Women Homesteading program Oct. 9
Women homesteaders anything but ‘reluctant’ pioneers, author asserts
by Sublette County Library
September 28, 2008
The women who homesteaded in Wyoming and neighboring states were unfairly branded in history books as "reluctant pioneers," according to Marcia Hensley, a Farson author whose book on women homesteaders has just been published by High Plains Press.
Staking her Claim: Women Homesteading the West is the culmination of Hensley’s quest to "let the women speak for themselves." The Sublette County Library will sponsor a reading and discussion by the author on October 9 at 7 p.m. in the Lovatt Room.
"I generalize that (the reluctant pioneer label) is wrong," Hensley said in an interview. "If these women made the decision to homestead, they’d be excited. And if they were excited you wouldn’t call that reluctant."
Hensley said that years ago she took a course in Western history while simultaneously reading Letters of a Woman Homesteader. The discrepancy between the textbook’s assertion that women were reluctant pioneers and Elinor Pruitt Stewart’s enthusiastic account of homesteading in western Wyoming sparked her desire to tackle her subject. Having come West herself as a single woman herself, with two daughters, in the early 1980s, Hensley was able to identify with Stewart, the single woman who came West with her daughter and homesteaded in the Burnt Fork area.
"I began to wonder if there was a difference between the attitudes of single women who chose to go West and those of married women following their husbands West," Hensley said. "Stewart was appreciative of the landscape and the lifestyle rather than reluctant and unhappy as historians generalized that pioneer women were."
The book provides data estimating that 12 percent of homesteaders in Wyoming, Colorado, Montana, North and South Dakota and Utah in the early decades of the 20th century were single women. . Entitled by the Homestead Act, which gave any head-of-household the right to claim vacant federal land, and lured by the Back-to-the-Land movement of the early 1900s, independent women crossed the country to claim their share of the public domain.
The collection of letters, journal entries and magazine articles tells the stories of pioneer women who seized the opportunity to own land at a time when it was nearly unheard of for women to do so.
"Instead of talking about women’s rights, these frontier feminists asserted theirs by becoming landowners in the West," according to the book jacket. "These are intimate portraits of women’s adventures and hardships as they fight to win social and financial independence in a world where most women still led lives restricted by Victorian attitudes." The book is the first to anthologize what these ordinary women with extraordinary courage – including Pinedale’s own Madge McHugh Funk – wrote about their experiences.
By staking their claims single women homesteaders dared to take a chance on lives that would give them greater freedom, leading the way for other women to do the same.
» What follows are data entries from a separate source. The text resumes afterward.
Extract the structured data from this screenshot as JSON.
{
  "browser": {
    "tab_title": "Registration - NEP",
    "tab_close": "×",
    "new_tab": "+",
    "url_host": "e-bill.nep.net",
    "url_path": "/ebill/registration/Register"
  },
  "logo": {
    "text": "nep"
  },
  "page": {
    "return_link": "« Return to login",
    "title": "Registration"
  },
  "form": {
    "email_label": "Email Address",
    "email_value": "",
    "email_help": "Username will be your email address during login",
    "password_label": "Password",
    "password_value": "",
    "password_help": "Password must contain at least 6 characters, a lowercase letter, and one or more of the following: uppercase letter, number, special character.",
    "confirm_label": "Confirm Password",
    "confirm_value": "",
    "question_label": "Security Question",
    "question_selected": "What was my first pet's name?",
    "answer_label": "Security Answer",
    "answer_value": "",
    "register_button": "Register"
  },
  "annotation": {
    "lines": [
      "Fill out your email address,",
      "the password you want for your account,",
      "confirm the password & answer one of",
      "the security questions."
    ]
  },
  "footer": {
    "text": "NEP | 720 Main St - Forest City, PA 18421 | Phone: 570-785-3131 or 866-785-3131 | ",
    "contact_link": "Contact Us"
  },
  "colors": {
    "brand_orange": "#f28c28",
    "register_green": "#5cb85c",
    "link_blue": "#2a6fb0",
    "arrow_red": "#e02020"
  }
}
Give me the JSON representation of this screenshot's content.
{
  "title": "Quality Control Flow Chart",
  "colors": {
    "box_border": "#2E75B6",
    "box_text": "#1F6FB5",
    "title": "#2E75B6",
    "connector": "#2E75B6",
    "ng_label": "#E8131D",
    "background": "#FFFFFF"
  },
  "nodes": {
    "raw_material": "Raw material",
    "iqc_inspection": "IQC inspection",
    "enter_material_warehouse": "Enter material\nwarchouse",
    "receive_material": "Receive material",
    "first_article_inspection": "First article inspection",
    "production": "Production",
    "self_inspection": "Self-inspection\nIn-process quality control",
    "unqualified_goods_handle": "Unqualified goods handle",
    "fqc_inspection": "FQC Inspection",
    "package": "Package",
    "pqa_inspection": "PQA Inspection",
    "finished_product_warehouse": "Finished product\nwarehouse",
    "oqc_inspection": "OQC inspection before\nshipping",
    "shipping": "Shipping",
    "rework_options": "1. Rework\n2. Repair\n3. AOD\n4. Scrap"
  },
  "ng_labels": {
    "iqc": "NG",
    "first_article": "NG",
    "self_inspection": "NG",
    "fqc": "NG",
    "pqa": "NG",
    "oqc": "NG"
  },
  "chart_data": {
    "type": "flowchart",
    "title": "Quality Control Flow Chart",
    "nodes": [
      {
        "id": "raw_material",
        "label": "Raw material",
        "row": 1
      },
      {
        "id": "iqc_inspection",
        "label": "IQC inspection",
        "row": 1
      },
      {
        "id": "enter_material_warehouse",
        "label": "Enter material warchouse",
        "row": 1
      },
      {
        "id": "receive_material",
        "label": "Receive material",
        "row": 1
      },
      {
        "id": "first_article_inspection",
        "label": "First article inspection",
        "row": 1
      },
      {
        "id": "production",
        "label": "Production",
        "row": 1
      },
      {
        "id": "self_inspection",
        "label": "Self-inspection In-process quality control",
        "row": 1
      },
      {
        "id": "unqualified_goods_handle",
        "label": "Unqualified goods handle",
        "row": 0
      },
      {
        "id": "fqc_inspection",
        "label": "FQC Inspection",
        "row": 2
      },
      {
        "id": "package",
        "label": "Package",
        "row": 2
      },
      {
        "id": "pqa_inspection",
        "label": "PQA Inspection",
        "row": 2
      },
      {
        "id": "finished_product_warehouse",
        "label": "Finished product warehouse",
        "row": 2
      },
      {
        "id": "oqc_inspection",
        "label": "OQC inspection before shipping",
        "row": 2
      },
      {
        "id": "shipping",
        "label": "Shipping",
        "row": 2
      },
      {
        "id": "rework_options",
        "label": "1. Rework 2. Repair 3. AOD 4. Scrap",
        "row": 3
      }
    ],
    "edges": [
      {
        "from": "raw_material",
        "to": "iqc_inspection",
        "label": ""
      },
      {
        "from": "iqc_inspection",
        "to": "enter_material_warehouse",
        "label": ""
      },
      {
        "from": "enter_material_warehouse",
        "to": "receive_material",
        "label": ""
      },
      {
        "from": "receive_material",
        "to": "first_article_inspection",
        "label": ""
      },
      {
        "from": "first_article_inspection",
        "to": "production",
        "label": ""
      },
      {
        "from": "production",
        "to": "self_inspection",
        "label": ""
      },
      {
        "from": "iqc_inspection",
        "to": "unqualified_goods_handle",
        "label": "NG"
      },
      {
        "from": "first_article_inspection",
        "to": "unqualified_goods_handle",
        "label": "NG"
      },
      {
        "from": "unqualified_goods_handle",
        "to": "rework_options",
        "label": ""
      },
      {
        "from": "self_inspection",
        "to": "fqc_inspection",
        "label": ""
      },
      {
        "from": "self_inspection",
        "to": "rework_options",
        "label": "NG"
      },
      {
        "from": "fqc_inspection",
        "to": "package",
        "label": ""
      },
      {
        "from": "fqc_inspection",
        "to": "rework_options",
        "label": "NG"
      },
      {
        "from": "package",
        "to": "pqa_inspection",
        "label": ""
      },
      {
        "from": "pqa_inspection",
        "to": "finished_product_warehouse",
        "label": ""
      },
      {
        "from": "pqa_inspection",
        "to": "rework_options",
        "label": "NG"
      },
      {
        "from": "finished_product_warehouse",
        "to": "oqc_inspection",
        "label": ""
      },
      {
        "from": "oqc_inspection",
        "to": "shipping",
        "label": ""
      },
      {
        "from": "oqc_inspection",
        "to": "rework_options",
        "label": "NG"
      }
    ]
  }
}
Their early 20th century successes in previously male-dominated roles suggested new possibilities for young women of their time and provide an early – and enduring - role model for today’s women.
Hensley noted in the interview that in recent decades, Pinedale has had its share of women pioneering in previously male-dominated fields, such as land management agencies and the energy industry.
Marcia Meredith Hensley was Associate Professor of English at Western Wyoming Community College where she founded and directed the Western American Studies program in addition to teaching composition courses and Western American Literature.
Since retiring in 1999 she has concentrated on writing and historical research. In 2004 she won the Wyoming Art’s Council’s Neltj Blanchan Memorial Award for writing inspired by nature. Her work has appeared in Crazy Woman Creek: Women Rewrite the West, Hard Ground 2001: Writing the Rockies and Writers on the Range syndicated column of High Country News. Her book reviews have appeared in Western American Literature, Western Historical Quarterly, and Annals of Wyoming.
She has served on the Wyoming Council for the Humanities Speaker’s Bureau presenting "Single Women Homesteaders: Lessons in Independence" and with husband Mike, "If Barns Could Talk: Creating Eden in Wyoming’s High Desert." On land located near the Oregon Trail and homesteaded in 1908, the Hensleys live in and use the log house, barn and outbuildings constructed by those original settlers.
Copies of Staking her Claim are available at the Cowboy Shop in Pinedale, and will also be for sale and autograph by the author at the October 9 reading.